Pareti

Antartide, partita la spedizione di Sanguineti, Cavalli e Dell’Agnola

Parte oggi la spedizione italiana di Marcello Sanguineti, Gian Luca Cavalli e Manrico Dell’Agnola, direzione Antartide.

L’obiettivo del gruppo, seguito da un videomaker, sarà quelli di salire alcune pareti e vette inviolate nella Graham Land, la parte della Penisola Antartica situata a nord di 66°S. In particolare, l’attenzione dei tre alpinisti sarà rivolta alla Trinity Peninsula, all’area del Gerlache Strait e alla Wiencke Island.

I campo base sarà lo yacht australe Ice Bird, dal quale i tre sbarcheranno per effettuare le esplorazioni e le scalate, gli spostamenti sulla terra ferma avverranno con gli sci.

Ricerca scientifica

Durante la spedizione verrà svolta un’attività scientifica, nell’ambito della collaborazione di Marcello Sanguineti  con l’Istituto di Scienze Polari (ISP) del Consiglio Nazionale delle Ricerche (CNR), per lo svolgimento del progetto ECO AS:TRA (Emerging COntaminants in Antarctic Snow: sources and TRAnsport; PNRA18_00229) approvato per il finanziamento dal Programma Nazionale di Ricerca in Antartide.
Nell’ambito di tale progetto, Marcello, Gian Luca e Manrico effettueranno prelievi di campioni di neve a diverse quote.
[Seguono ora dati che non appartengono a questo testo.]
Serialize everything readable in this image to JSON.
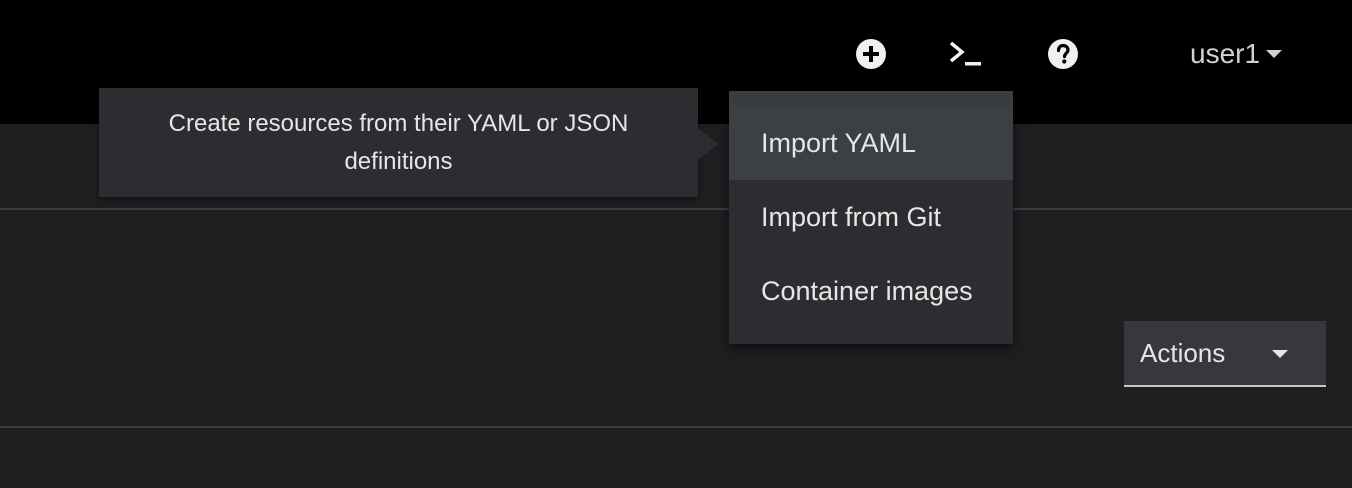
{
  "masthead": {
    "icons": [
      "plus-circle-icon",
      "terminal-icon",
      "help-icon"
    ],
    "user": "user1"
  },
  "tooltip": {
    "text": "Create resources from their YAML or JSON definitions"
  },
  "add_menu": {
    "items": [
      "Import YAML",
      "Import from Git",
      "Container images"
    ]
  },
  "actions": {
    "label": "Actions"
  }
}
Poi, sullo yacht antartico Ice Bird, sottoporranno la neve prelevata, ormai ridotta allo stato liquido, a un processo di Estrazione in Fase Solida (SPE), che consentirà di portare in Italia i campioni per analisi ed elaborazione dati. L’obiettivo della ricerca è quello di studiare la presenza di contaminanti di nuova generazione nelle aree polari, analizzarne i meccanismi di trasporto e, successivamente, valutare le possibili ricadute in zone antropizzate.

I protagonisti

Marcello Sanguineti

Nato a Chiavari, Genova, è Istruttore Nazionale di Alpinismo e membro del Club Alpino Accademico Italiano (CAAI), di cui è stato Vice-Presidente del Gruppo Occidentale e dove fa parte della Commissione Tecnica, e socio Accademico del Gruppo Italiano Scrittori di Montagna (GISM).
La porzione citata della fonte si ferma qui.